Algorithmic Digital Transformation in Name-Personalized Retargeting
Main Article Content
Abstract
Digital marketing is rapidly evolving and given the recent emergence of algorithmic personalization, especially in retargeted advertising, it is timely to study and understand its use. In this research, we introduce name-personalized retargeting which is a type of algorithmic-driven digital transformation that seeks to embed and personalize, in real time, the name of the user in the ads to enhance the level of engagement and customer conversions. Ads can be personalized through, for example, machine learning, data analytics, and real-time bidding, which optimizes consumer experience in real time, ultimately, improving customer retention. However, there are significant ethical and privacy concerns about algorithmic personalization in advertising as consumers struggle to understand how their personal data is collected and used in marketing.

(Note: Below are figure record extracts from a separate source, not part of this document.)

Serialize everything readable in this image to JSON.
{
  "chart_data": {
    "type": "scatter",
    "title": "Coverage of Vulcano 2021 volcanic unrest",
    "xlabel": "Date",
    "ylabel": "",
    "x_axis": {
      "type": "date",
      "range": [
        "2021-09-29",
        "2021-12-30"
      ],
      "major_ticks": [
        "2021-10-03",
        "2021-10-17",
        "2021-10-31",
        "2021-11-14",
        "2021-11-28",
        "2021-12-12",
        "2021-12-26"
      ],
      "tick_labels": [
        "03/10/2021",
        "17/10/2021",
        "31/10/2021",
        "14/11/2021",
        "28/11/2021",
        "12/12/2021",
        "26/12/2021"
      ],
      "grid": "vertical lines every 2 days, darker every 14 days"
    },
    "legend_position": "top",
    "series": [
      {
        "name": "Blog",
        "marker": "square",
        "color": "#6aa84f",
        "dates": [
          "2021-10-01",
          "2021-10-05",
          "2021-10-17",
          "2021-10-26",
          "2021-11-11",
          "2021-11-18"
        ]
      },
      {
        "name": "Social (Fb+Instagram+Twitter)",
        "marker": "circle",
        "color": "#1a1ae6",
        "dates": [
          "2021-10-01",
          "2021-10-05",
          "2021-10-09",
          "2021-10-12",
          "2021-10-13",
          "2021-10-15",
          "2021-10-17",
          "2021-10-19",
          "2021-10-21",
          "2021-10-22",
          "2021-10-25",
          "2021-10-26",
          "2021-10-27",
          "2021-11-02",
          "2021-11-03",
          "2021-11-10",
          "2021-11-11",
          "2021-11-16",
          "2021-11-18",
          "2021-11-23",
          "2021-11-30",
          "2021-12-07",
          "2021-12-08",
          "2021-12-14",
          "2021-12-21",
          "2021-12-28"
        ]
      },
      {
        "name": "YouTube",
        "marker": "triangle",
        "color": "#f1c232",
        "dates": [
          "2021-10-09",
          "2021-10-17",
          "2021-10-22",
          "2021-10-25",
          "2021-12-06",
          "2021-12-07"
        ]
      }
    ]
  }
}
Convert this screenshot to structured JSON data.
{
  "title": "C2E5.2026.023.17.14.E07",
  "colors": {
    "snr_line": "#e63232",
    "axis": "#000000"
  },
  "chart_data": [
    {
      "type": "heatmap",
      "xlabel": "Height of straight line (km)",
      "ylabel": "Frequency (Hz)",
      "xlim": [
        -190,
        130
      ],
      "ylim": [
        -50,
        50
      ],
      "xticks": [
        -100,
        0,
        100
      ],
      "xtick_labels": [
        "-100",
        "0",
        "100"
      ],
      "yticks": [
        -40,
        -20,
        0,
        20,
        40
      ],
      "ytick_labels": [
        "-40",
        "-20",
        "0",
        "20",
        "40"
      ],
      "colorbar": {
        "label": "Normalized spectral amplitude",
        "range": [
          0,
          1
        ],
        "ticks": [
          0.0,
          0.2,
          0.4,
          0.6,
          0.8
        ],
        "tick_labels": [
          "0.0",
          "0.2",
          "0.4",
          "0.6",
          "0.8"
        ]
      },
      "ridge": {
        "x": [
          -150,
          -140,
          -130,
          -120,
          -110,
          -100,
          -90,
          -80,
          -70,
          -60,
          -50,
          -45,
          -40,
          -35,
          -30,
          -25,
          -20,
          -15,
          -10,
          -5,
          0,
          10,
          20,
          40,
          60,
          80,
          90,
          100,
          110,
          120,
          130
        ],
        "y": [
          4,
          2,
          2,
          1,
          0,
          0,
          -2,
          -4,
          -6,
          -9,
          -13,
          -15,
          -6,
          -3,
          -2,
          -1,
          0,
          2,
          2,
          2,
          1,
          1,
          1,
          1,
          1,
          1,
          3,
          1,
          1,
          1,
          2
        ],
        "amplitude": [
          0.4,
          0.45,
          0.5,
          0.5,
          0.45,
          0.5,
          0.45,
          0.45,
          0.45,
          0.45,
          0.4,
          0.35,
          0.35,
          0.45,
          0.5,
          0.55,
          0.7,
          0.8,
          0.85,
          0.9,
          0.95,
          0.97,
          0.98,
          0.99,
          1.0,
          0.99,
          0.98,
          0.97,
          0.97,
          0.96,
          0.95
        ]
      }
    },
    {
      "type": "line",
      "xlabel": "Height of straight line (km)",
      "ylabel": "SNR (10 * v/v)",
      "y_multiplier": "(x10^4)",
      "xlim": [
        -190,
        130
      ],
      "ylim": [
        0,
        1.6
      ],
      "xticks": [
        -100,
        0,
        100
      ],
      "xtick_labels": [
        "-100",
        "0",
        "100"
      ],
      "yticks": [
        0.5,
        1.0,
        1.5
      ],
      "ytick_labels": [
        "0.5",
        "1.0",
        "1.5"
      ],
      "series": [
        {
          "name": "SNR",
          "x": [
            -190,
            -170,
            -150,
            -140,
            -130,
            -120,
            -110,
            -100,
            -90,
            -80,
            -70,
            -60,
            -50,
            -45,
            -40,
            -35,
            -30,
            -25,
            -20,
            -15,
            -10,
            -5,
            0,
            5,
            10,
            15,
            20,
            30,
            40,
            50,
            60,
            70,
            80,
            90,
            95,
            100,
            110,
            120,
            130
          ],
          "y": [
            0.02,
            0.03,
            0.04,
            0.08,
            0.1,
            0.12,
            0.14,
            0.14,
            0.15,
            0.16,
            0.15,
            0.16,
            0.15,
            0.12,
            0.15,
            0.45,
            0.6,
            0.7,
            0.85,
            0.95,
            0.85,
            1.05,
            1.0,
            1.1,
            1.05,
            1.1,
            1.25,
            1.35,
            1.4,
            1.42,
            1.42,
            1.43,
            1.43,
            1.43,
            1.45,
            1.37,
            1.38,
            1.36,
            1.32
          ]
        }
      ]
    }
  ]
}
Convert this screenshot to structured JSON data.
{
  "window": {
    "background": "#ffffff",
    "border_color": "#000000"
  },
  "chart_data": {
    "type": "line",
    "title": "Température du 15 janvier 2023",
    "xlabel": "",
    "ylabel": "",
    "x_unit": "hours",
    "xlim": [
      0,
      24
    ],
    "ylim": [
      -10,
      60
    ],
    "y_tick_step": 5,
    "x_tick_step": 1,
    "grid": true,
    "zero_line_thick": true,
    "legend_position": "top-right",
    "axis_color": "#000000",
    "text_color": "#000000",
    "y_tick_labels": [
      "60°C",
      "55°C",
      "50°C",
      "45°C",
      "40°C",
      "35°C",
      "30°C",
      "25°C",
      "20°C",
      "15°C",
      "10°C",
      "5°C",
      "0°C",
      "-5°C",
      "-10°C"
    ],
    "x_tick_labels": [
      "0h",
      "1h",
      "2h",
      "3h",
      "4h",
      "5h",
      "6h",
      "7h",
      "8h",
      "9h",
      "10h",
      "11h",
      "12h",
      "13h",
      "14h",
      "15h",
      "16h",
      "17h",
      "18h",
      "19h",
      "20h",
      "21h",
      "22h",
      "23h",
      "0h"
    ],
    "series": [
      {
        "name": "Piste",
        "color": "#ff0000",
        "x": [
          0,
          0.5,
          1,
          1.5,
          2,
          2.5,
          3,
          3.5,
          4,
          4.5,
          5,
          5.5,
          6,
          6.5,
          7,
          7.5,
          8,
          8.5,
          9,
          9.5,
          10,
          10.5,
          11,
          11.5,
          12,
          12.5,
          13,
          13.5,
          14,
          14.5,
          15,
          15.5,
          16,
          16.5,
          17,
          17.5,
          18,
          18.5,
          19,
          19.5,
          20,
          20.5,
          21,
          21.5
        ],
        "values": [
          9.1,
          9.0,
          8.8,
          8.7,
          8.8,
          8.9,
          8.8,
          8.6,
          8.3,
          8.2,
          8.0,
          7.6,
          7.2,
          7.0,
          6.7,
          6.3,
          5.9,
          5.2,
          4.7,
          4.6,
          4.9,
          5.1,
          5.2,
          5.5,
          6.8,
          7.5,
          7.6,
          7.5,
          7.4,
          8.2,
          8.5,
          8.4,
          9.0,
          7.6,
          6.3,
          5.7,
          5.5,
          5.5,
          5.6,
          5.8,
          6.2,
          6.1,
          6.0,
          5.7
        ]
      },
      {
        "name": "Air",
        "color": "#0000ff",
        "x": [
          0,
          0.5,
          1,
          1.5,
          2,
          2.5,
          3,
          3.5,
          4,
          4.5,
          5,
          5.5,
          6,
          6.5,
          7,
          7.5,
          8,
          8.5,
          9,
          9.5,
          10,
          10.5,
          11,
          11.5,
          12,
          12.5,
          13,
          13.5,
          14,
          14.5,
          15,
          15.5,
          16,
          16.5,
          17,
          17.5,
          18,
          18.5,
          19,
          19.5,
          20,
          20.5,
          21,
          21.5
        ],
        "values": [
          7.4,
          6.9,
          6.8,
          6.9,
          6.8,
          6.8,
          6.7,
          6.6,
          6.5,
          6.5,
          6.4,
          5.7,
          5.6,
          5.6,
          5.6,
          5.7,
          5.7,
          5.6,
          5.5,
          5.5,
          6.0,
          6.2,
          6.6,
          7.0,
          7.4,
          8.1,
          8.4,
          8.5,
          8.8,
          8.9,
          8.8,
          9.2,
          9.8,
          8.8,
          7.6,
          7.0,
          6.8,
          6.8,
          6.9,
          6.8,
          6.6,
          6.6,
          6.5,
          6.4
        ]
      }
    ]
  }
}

Although personalization has been shown that ad personalization can enhance efficiency and effectiveness through algorithms, the personalization-privacy paradox suggests that more targeting could create consumer push-back and regulatory issues. This study considers the practices, effectiveness, and ethical considerations for name-personalized retargeting practices with the goal to better understand how personalization can be achieved without sacrificing consumer trust. Taken together, the article presents empirical reviews to make recommendations to marketers, draw conclusions, and frame discussions in a larger context on the future of advertising as driven by new AI technologies. In sum, this research adds to the discussion of ethics in digital marketing and the implications we can expect from AI approaches in advertising.